For an SNP leader –whose raison d’être is to stand up for Scotland – to be told to sit down by a Tory during a debate on a second independence referendum was gob-smacking.
But, perhaps, it was also a salutary warning of what was to come.
Three months later, in the snap General Election, the SNP lost 21 of the 56 Westminster seats it had won two years earlier.
Ruth Davidson, meanwhile, had increased her tally from just one MP to 13 and is now being hailed as a future prime minister.
Almost on the turn of a dime, Davidson’s fortunes have transformed. Forgotten is the fact that, in 2015, she presided over the worst election result for the Tories in Scotland since records began and despite the billing, still hasn’t actually ever won one. For now, she’s a True-Blue saviour who secured Theresa May’s stay in No. 10.
The snap election came hard on the heels of the local government elections which saw the Tories exceed expectations and followed on from last year’s Scottish Parliament ballot in which the SNP lost its majority, put the Tories ahead of Labour to become the main opposition at Holyrood, and prompted Davidson to boast she had put Sturgeon’s government on notice to quit.
And because politics is all about momentum, Sturgeon today went into her party conference with, inevitably, much of the commentary focused on the rise of the Tories and the fall or flat-lining of the SNP.
But, like much in politics, nothing is quite as it seems.
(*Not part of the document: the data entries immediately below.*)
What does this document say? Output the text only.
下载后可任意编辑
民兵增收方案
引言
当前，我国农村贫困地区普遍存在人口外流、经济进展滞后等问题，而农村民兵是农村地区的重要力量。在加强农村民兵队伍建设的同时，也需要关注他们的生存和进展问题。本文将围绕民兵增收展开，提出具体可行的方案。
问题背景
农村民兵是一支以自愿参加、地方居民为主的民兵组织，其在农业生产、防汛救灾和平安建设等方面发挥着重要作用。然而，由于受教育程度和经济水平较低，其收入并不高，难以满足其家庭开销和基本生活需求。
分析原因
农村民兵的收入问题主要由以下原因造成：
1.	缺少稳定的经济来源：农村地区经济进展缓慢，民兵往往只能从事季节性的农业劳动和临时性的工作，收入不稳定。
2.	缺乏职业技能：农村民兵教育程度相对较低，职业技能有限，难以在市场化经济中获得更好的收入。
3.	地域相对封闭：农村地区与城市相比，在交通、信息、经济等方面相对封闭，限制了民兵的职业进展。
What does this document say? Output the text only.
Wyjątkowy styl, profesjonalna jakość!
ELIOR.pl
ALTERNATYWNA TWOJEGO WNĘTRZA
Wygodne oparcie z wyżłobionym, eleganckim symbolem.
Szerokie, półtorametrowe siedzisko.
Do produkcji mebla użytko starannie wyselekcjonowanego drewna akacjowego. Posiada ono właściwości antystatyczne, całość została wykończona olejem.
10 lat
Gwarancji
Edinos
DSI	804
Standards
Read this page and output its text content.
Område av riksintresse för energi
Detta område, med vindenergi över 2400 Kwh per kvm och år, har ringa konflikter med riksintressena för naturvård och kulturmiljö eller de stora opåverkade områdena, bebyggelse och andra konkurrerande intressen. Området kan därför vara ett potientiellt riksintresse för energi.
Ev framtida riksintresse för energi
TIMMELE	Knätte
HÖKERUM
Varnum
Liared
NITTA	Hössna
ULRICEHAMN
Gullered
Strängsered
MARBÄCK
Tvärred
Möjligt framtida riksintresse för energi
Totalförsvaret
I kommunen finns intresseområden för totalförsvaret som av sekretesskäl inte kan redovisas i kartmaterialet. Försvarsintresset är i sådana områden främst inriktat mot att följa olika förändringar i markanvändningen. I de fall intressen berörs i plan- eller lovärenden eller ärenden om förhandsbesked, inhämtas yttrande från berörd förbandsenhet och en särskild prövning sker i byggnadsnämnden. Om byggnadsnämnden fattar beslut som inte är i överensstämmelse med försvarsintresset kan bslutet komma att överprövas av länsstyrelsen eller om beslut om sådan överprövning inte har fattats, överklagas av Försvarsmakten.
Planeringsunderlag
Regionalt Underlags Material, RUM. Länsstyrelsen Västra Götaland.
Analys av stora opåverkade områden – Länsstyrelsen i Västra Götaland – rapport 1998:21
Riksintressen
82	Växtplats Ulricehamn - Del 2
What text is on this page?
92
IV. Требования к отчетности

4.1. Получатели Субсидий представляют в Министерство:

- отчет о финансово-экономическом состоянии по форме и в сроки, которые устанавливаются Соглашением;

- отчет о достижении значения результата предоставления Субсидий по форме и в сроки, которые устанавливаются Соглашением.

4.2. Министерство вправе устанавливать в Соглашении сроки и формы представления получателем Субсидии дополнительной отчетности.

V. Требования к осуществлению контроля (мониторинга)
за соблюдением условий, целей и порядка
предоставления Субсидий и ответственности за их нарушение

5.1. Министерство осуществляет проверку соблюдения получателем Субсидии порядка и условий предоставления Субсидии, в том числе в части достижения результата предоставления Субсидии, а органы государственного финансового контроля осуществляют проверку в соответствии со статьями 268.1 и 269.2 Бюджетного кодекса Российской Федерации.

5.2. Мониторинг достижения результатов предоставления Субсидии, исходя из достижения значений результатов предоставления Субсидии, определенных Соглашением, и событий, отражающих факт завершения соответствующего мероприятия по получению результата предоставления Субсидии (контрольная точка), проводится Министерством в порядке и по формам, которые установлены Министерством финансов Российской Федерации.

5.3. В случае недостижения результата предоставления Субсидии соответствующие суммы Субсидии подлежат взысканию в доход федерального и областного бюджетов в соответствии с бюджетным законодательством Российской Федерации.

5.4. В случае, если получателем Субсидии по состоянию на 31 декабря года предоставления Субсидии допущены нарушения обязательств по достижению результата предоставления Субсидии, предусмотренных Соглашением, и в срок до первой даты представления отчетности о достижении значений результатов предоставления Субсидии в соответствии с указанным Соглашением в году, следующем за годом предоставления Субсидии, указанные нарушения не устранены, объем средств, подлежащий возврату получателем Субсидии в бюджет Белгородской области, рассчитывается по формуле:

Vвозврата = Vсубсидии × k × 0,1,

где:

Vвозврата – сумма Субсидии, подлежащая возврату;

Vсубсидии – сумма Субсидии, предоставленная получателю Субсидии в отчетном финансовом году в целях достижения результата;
And while it is true, that after 10 years in government, the SNP is starting to fail against some of its own ambitions, they are by no means at so-called “peak Nat”.
Sturgeon remains the most popular political leader in Scotland. Her party commands a large majority of MSPs and three times as many MPs as the Scottish Tories.
The SNP has won nine out of the 10 elections it has fought since 2007, outperforms all other parties in opinion polls for the next Holyrood vote, and, even with a slight drop from its 120,000 high, has more members than all of the other parties put together – and then some.
And, despite everything, support for independence still sits where it was in 2014, at around 45% – certainly too close for any prime minister to risk a new vote.
Plus, importantly for Sturgeon, the SNP still has a mandate from the Scottish Parliament for a second referendum in this parliamentary term which means, despite hollow pleas from the Tories to put it finally to bed, independence remains very much game-on.
But with no election for another four years, Sturgeon also knows she must perform a difficult balancing act of keeping the campaign for independence alive while also reassuring the electorate her focus is on governing the country for the benefit of all.
Meanwhile, it is Brexit, for which Ruth Davidson and her party colleagues must take ultimate culpability for, and it is Brexit that could help write that next constitutional chapter.